Other economists who testified at the hearing yesterday agreed that unmitigated global warming could also have serious economic effects for farmers.

"Studies have tended to underemphasize the costs of adaptation and of severe climate events," said John Antle, professor of economics at Montana State University. "We need to think more carefully about where we are headed in the future."

"The potential yield decreases of doing nothing are extreme," said Richard Pottorff, chief economist of Doane Advisory Services. "We need to take some action, but what we do is the question."

Get on board

Most farm groups have been hesitant to support U.S. cap-and-trade efforts because of concern about how such a plan could raise energy and fertilizer prices.
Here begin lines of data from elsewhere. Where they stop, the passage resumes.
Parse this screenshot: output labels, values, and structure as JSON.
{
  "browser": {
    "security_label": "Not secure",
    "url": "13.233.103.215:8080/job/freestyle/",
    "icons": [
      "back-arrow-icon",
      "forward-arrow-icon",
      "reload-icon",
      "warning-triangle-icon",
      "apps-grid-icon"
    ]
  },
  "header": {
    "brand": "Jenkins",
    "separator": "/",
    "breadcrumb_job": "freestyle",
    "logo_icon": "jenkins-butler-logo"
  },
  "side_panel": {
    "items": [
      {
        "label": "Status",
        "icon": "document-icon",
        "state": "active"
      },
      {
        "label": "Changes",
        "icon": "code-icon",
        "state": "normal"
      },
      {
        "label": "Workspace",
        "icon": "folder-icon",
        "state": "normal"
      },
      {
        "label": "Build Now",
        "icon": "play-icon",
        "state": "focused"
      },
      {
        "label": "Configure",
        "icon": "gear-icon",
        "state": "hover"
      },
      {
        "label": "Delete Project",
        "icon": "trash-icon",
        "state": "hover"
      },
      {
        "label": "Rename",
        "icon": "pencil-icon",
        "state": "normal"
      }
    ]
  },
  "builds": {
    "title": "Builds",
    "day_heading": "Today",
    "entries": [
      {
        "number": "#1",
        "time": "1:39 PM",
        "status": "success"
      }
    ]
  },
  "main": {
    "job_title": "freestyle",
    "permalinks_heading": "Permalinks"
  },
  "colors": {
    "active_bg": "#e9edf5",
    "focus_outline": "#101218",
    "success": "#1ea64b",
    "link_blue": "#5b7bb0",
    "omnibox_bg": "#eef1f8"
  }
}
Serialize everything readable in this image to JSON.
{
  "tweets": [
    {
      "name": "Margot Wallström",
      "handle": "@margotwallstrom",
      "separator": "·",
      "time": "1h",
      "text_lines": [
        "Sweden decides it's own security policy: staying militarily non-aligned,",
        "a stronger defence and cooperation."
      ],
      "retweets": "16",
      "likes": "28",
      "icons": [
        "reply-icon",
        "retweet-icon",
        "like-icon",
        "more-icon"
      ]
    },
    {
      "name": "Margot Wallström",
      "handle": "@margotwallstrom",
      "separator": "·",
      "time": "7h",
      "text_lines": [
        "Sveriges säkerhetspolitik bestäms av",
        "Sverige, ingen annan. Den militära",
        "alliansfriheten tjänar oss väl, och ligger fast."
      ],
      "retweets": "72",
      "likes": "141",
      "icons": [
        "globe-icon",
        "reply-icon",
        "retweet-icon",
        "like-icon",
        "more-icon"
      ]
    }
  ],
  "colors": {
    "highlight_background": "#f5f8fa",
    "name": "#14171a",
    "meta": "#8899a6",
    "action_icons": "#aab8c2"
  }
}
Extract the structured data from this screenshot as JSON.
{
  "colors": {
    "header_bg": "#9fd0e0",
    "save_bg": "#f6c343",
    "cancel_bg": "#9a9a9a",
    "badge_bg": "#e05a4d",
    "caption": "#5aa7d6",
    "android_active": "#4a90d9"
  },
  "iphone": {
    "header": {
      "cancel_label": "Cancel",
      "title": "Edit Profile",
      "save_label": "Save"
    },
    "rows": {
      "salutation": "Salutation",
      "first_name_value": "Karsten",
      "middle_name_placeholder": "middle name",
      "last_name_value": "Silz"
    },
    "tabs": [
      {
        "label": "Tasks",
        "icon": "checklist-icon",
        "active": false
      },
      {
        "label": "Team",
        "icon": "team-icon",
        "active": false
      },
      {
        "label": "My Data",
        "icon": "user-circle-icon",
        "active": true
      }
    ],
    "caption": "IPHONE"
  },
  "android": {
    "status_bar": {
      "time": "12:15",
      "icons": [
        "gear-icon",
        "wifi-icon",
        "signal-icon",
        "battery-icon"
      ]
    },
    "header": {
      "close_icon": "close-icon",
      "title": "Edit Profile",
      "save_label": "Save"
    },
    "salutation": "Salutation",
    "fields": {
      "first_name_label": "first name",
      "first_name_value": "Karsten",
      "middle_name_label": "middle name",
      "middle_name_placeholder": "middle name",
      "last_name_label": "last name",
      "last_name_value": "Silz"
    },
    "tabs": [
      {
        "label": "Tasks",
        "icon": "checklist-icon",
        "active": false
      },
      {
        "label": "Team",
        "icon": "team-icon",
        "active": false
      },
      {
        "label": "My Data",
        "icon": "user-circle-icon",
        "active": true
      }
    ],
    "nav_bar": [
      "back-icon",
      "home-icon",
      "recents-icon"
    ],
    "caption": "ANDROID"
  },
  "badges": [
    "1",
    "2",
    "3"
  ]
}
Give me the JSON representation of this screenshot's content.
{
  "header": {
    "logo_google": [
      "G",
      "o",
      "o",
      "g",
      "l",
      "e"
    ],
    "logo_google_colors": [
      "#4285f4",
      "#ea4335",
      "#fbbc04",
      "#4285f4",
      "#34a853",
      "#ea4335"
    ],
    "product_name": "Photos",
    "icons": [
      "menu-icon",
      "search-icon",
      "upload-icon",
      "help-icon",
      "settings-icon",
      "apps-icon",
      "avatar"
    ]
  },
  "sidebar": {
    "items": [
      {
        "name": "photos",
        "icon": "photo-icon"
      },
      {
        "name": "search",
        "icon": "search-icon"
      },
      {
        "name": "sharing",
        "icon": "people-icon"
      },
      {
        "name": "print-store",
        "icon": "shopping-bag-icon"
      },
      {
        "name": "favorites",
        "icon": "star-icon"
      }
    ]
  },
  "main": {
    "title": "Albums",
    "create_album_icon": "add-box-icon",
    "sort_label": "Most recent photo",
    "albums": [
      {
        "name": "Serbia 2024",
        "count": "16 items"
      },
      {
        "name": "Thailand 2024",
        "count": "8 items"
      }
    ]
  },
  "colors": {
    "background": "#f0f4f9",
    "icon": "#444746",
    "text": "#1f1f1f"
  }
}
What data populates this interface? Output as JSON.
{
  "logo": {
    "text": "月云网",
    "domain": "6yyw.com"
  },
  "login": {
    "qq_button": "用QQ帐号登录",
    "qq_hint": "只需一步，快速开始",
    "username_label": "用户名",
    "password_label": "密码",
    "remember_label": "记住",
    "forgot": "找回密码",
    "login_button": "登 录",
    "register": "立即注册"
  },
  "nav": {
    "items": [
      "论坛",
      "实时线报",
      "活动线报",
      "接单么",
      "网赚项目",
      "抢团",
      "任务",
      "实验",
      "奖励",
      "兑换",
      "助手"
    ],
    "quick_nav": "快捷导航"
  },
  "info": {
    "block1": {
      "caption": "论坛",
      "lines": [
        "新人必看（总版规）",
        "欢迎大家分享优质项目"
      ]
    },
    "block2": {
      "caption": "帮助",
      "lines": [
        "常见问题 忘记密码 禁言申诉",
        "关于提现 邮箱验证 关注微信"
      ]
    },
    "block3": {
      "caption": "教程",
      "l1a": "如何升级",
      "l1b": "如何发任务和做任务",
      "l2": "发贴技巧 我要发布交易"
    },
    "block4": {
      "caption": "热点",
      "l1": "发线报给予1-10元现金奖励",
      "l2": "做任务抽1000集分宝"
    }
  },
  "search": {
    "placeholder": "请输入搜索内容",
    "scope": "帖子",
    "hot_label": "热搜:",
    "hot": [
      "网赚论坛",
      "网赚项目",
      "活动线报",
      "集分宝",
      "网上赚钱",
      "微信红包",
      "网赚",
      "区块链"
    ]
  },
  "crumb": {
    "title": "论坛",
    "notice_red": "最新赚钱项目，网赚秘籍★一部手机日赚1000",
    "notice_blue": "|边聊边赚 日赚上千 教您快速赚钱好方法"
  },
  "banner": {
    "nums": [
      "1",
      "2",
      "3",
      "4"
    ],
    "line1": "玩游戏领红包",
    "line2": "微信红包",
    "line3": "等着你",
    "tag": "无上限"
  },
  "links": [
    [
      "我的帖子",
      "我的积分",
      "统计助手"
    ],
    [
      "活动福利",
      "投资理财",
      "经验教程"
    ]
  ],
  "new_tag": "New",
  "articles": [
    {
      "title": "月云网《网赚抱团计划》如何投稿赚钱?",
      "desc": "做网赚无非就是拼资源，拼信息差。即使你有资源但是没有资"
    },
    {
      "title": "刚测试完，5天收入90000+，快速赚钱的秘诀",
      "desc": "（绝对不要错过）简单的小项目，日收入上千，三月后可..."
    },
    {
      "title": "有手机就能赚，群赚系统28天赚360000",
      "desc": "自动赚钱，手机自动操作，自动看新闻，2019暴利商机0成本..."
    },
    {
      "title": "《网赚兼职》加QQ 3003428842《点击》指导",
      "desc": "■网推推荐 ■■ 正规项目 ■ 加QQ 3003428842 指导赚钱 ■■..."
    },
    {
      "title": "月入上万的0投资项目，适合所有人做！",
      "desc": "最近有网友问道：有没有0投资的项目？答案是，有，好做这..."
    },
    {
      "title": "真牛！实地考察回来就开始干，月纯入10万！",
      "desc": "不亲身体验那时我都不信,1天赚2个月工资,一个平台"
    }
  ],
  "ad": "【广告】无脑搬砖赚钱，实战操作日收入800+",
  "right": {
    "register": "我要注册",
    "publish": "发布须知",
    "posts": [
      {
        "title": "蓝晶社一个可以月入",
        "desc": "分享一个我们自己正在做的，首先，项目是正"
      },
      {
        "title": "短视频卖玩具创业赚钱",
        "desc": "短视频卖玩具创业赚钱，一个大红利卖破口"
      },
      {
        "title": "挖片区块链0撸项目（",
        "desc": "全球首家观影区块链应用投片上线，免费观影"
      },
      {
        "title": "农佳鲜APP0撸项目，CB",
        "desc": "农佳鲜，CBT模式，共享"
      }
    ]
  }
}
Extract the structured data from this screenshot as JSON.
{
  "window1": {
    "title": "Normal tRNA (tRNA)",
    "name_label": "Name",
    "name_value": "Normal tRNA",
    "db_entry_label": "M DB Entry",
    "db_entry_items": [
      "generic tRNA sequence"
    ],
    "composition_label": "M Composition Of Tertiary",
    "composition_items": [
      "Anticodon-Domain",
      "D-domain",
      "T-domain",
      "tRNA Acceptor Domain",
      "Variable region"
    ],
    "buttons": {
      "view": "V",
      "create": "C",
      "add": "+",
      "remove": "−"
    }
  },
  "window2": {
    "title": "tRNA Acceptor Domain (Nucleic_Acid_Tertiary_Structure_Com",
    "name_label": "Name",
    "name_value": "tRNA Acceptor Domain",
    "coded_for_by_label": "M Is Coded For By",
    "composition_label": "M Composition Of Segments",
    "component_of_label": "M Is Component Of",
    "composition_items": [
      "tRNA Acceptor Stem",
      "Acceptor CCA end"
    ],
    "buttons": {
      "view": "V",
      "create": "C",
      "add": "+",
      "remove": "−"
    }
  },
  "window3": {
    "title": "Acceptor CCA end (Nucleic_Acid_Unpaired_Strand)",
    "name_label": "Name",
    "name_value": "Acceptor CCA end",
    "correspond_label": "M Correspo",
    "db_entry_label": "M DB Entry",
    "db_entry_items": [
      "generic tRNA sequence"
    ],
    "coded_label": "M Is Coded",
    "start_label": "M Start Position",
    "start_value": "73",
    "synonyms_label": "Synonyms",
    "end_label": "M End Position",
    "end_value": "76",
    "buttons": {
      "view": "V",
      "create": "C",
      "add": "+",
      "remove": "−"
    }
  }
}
The American Farm Bureau has launched a campaign against U.S. emission curbs and many commodity groups have either decried climate legislation or taken a neutral stance. The left-leaning National Farmers Union is one of the few large farm groups advocating for climate change legislation.

Vilsack urged farm groups to change their stance, saying global warming could be devastating for agriculture. "It is important for us to recognize no action is not a good option," he said.

Vilsack predicted farmers would embrace cap and trade as they see the advantages from a carbon sequestration market.

"Farmers were reluctant when fertilizer was first proposed ... or seed technology ... but they embraced the technology, and the result is agriculture production that is the envy of the world," Vilsack said. "I understand the concern in farm country, but if this is done properly, it is going to ultimately, in the long term, the short term and the medium term, it is going to be a benefit to farmers."